For me it's chicklit, knitting and the collected works of evangelical Christian writer John Piper!
Jan. 5th, 2007 05:51 am (UTC)
I used to teach for one of the US's great (and by great I mean soul crushing) Correctional Facilities. The State Pens Maximum Security Prison library couldn't keep this one on the shelf. I think its popularity was tied to its being The Book Of Hip Hop Stars. Considering the context, the book seemed kind of... well, I guess the word I want is depressing. Machiavelli never looked so sinister.

Oddly, the college program also had about a million copies of Mitch Albom's _Tuedays With Morrie_. I would like to know what University professor thought that would be a good book to teach to a bunch of Class I felons.

Taken together, these two books formed an unholy alliance, IMHO. Creepy and sappy together, and neither of particularly good quality.
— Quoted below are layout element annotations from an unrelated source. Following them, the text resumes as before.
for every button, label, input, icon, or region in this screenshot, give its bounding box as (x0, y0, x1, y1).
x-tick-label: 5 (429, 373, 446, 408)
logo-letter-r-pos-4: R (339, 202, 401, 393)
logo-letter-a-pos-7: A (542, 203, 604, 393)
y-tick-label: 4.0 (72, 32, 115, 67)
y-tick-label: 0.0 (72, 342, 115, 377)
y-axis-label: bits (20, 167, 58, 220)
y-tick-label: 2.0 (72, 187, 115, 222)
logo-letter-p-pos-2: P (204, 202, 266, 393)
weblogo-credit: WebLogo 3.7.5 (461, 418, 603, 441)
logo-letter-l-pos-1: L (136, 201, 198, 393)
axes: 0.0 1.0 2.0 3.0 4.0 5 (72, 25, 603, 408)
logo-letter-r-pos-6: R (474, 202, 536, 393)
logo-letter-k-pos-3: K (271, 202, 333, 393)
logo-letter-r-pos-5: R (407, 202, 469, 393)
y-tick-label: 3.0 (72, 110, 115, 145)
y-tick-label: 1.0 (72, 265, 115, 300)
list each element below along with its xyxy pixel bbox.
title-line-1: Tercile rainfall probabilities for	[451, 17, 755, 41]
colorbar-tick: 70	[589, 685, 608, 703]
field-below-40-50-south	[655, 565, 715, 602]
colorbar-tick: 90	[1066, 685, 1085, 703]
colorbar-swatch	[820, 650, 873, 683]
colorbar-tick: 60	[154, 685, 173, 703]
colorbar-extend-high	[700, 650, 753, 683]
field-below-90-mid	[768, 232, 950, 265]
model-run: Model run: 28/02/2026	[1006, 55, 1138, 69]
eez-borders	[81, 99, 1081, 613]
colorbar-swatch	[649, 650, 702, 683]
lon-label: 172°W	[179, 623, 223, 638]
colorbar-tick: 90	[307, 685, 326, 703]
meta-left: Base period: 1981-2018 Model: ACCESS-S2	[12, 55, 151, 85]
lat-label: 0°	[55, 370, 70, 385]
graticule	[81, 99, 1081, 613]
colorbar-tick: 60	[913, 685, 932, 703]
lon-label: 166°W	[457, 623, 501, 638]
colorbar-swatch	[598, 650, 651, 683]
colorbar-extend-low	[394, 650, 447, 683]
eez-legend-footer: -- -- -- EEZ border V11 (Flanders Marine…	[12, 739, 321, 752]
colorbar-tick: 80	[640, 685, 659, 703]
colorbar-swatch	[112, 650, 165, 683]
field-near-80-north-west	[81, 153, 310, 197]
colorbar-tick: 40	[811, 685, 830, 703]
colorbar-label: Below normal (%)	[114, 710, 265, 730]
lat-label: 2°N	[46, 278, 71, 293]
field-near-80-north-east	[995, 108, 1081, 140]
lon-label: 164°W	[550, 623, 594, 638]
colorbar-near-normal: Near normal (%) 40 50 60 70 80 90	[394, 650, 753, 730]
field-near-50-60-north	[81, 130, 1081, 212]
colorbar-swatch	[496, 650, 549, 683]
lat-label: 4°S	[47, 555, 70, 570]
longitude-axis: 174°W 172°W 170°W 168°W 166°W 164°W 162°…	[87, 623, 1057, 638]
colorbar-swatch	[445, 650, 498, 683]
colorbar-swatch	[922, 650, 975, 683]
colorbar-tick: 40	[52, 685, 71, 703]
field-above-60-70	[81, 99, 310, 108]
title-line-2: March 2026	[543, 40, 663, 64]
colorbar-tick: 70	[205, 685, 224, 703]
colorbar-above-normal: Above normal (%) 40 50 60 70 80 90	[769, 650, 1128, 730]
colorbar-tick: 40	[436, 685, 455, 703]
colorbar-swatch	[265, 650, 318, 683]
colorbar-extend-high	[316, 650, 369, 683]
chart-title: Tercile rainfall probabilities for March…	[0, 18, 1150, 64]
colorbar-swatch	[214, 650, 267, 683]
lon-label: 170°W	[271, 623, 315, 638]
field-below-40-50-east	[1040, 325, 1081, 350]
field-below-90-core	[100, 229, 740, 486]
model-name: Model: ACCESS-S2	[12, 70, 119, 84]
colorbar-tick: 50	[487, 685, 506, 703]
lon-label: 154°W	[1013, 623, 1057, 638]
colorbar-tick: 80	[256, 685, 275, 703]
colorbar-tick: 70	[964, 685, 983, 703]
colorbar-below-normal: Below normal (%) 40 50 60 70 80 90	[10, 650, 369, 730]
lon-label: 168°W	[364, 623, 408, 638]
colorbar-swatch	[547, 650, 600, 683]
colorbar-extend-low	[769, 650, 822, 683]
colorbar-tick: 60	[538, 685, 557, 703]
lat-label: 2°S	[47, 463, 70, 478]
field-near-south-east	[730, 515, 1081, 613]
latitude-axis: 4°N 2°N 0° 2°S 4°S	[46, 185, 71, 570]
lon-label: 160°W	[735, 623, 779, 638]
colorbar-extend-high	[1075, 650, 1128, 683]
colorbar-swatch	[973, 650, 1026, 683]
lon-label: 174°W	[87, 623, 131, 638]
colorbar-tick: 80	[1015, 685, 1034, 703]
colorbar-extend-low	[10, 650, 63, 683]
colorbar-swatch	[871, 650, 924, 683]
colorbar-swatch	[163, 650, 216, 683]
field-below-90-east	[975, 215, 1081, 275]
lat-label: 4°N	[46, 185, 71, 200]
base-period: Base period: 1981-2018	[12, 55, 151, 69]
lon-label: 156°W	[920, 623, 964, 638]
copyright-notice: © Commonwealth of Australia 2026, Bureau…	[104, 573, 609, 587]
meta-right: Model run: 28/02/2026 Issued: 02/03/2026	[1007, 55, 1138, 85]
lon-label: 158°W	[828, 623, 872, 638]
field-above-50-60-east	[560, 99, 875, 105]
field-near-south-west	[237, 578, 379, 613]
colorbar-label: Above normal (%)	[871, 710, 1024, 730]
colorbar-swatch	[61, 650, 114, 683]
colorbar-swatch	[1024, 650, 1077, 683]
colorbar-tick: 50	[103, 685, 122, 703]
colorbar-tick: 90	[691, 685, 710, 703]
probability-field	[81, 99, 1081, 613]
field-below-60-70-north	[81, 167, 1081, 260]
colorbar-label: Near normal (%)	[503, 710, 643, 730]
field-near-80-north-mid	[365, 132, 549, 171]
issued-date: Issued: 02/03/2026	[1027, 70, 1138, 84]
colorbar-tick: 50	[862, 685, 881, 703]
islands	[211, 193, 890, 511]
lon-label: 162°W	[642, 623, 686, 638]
Jan. 5th, 2007 11:04 am (UTC)
I've got Sun Tzu and Mr Maybe. I sense corruption in the state of LibraryThing.
Jan. 5th, 2007 11:16 am (UTC)
Not at all - just means your reading tastes are weirdly broad-minded!
Jan. 5th, 2007 11:22 am (UTC)
...also you haven't added either of them to your LibraryThing catalogue, so no wonder the poor system is confused.
Jan. 5th, 2007 12:49 pm (UTC)
Longtime fan of Sun Tzu ... but have generally avoided the quotations - they're too fashionable, and too Michael Douglas at that.